Pela visão processual da urbanização, fica evidente que a população está permeando cada um destes componentes, pois é ela que impulsiona o processo, com graus variados de impactos sobre as cidades, dependendo do contexto geográfico e das formas que assume o próprio processo de produção e de consumo. A questão populacional, colocada nestes termos, implica em reconhecer, por exemplo, que o crescimento demográfico, ao lado de fazer crescer fisicamente o meio urbano (pela expansão das periferias), é fator de mudanças econômicas e sociais e mesmo de transformações capazes de encontrar saídas para os problemas emergentes.

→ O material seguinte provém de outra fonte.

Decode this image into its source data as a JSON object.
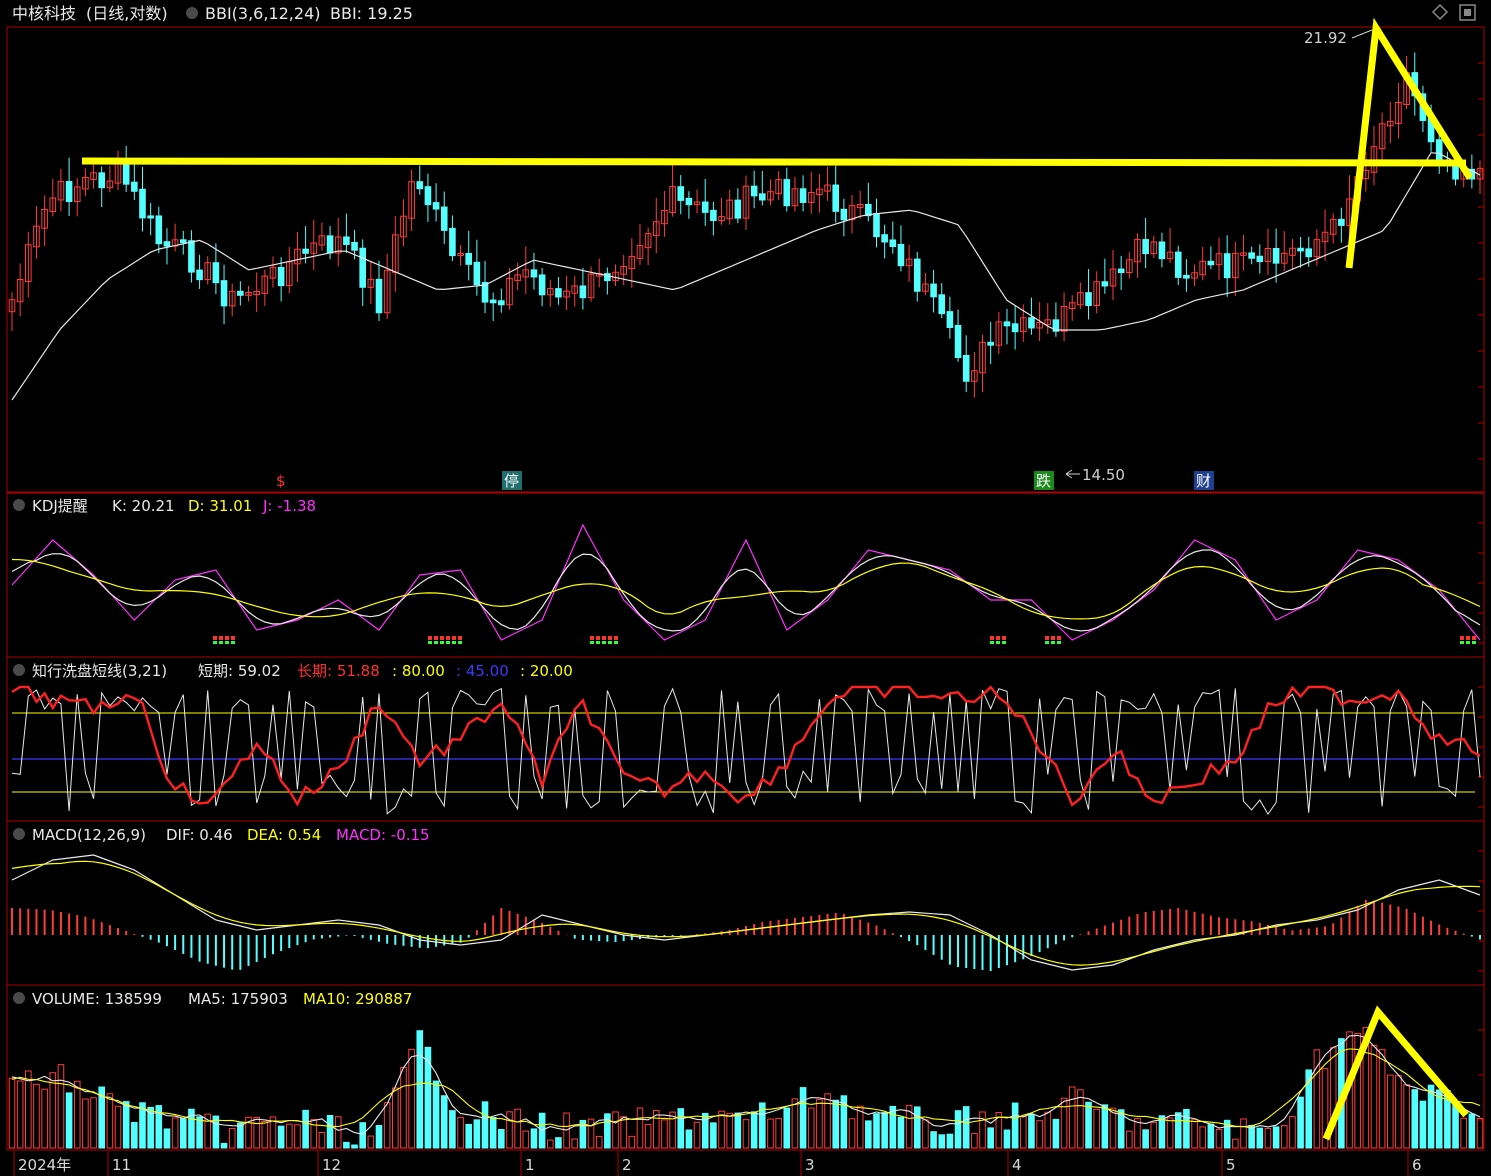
{
  "header": {
    "stock_name": "中核科技",
    "period": "(日线,对数)",
    "indicator_name": "BBI(3,6,12,24)",
    "indicator_value_label": "BBI: 19.25"
  },
  "price_annotations": {
    "high_label": "21.92",
    "low_label": "14.50",
    "marker_s": "$",
    "marker_stop": "停",
    "marker_fall": "跌",
    "marker_fin": "财"
  },
  "kdj": {
    "title": "KDJ提醒",
    "k_label": "K: 20.21",
    "d_label": "D: 31.01",
    "j_label": "J: -1.38"
  },
  "wash": {
    "title": "知行洗盘短线(3,21)",
    "short_label": "短期: 59.02",
    "long_label": "长期: 51.88",
    "lvl80_label": ": 80.00",
    "lvl45_label": ": 45.00",
    "lvl20_label": ": 20.00"
  },
  "macd": {
    "title": "MACD(12,26,9)",
    "dif_label": "DIF: 0.46",
    "dea_label": "DEA: 0.54",
    "macd_label": "MACD: -0.15"
  },
  "volume": {
    "title": "VOLUME: 138599",
    "ma5_label": "MA5: 175903",
    "ma10_label": "MA10: 290887"
  },
  "date_axis": {
    "labels": [
      "2024年",
      "11",
      "12",
      "1",
      "2",
      "3",
      "4",
      "5",
      "6"
    ]
  },
  "colors": {
    "up": "#ff3c3c",
    "down": "#54ffff",
    "panel_border": "#b00000",
    "yellow": "#ffff00",
    "magenta": "#ff30ff",
    "blue": "#3a3aff",
    "white": "#e8e8e8"
  },
  "chart_data": {
    "type": "candlestick",
    "y_scale": "log",
    "price_extremes": {
      "high": 21.92,
      "low": 14.5
    },
    "bbi_last": 19.25,
    "kdj_last": {
      "K": 20.21,
      "D": 31.01,
      "J": -1.38
    },
    "wash_last": {
      "short": 59.02,
      "long": 51.88
    },
    "wash_levels": [
      80.0,
      45.0,
      20.0
    ],
    "macd_last": {
      "DIF": 0.46,
      "DEA": 0.54,
      "MACD": -0.15
    },
    "volume_last": {
      "VOLUME": 138599,
      "MA5": 175903,
      "MA10": 290887
    }
  }
}
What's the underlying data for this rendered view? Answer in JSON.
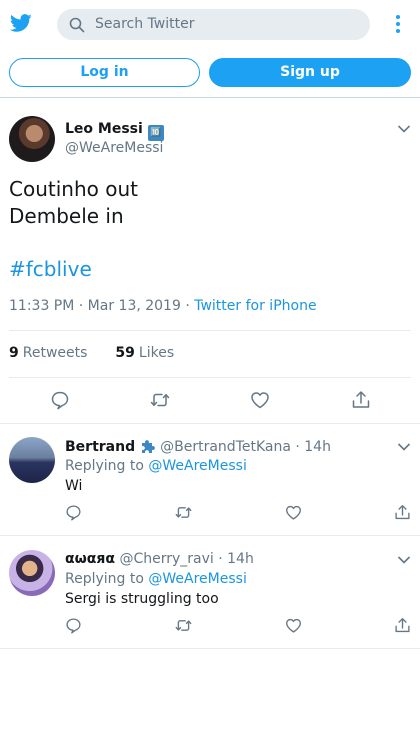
{
  "colors": {
    "brand": "#1da1f2",
    "link": "#1b95e0",
    "muted": "#657786",
    "text": "#14171a",
    "search_bg": "#e6ecf0"
  },
  "header": {
    "logo_icon": "twitter-bird-icon",
    "search_placeholder": "Search Twitter",
    "more_icon": "vertical-dots-icon",
    "login_label": "Log in",
    "signup_label": "Sign up"
  },
  "tweet": {
    "author_name": "Leo Messi",
    "author_badge": "🔟",
    "author_handle": "@WeAreMessi",
    "text_line1": "Coutinho out",
    "text_line2": "Dembele in",
    "hashtag": "#fcblive",
    "time": "11:33 PM · Mar 13, 2019 · ",
    "source": "Twitter for iPhone",
    "retweets_count": "9",
    "retweets_label": "Retweets",
    "likes_count": "59",
    "likes_label": "Likes"
  },
  "replies": [
    {
      "name": "Bertrand",
      "name_icon": "puzzle-piece-icon",
      "handle": "@BertrandTetKana",
      "time": " · 14h",
      "replying_prefix": "Replying to ",
      "replying_to": "@WeAreMessi",
      "text": "Wi"
    },
    {
      "name": "αωαяα",
      "handle": " @Cherry_ravi",
      "time": " · 14h",
      "replying_prefix": "Replying to ",
      "replying_to": "@WeAreMessi",
      "text": "Sergi is struggling too"
    }
  ]
}
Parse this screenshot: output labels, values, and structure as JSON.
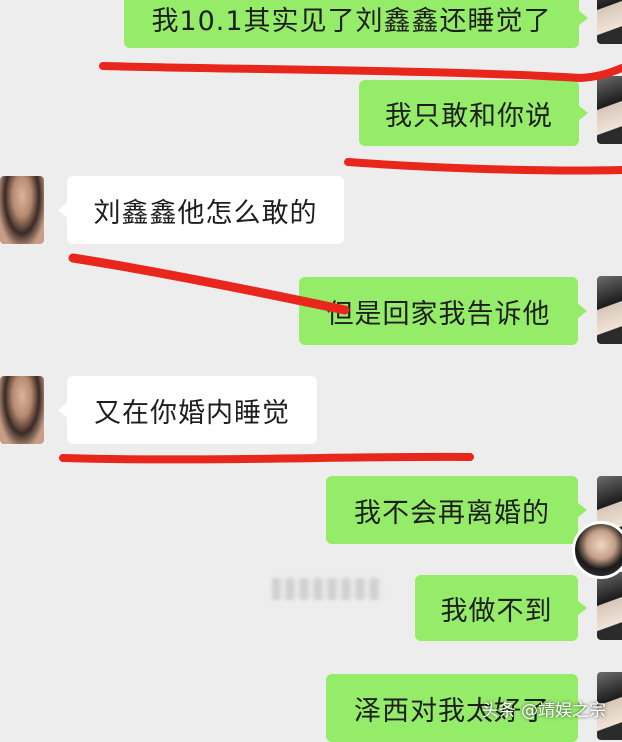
{
  "messages": [
    {
      "id": "m1",
      "side": "sent",
      "text": "我10.1其实见了刘鑫鑫还睡觉了"
    },
    {
      "id": "m2",
      "side": "sent",
      "text": "我只敢和你说"
    },
    {
      "id": "m3",
      "side": "received",
      "text": "刘鑫鑫他怎么敢的"
    },
    {
      "id": "m4",
      "side": "sent",
      "text": "但是回家我告诉他"
    },
    {
      "id": "m5",
      "side": "received",
      "text": "又在你婚内睡觉"
    },
    {
      "id": "m6",
      "side": "sent",
      "text": "我不会再离婚的"
    },
    {
      "id": "m7",
      "side": "sent",
      "text": "我做不到"
    },
    {
      "id": "m8",
      "side": "sent",
      "text": "泽西对我太好了"
    }
  ],
  "watermark": "头条 @靖娱之宗",
  "colors": {
    "sent_bubble": "#95ec69",
    "received_bubble": "#ffffff",
    "background": "#ededed",
    "annotation_underline": "#e8261b"
  },
  "icons": {
    "self_avatar": "portrait-dark-hair-icon",
    "other_avatar": "portrait-woman-icon",
    "floating_avatar": "circular-profile-icon"
  }
}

Segundo Carmo (2014) a população brasileira chegará num volume máximo de 228,4
milhões de habitantes. Esta afirmação está apoiada nos estudos do PNAD e pelo CENSO
do IBGE. Nesta perspectiva podemos afirmar que a população brasileira ficará cada vez
mais urbana. Em 2010 as áreas urbanas tinham uma população de 160,9 milhões de
habitantes, correspondendo a 84% da população do país; as projeções para o ano de 2040 é
de que a população urbana terá 205 milhões de habitantes, equivalendo a 90% da
população nacional, ou seja, um acúmulo de cerca de 30 a 45 milhões de pessoas no meio
urbano brasileiro (IBGE, 2013).
Marcos Timóteo Rodrigues de Sousa - Professor do curso de Engenharia Civil - UNG (Universidade de Guarulhos)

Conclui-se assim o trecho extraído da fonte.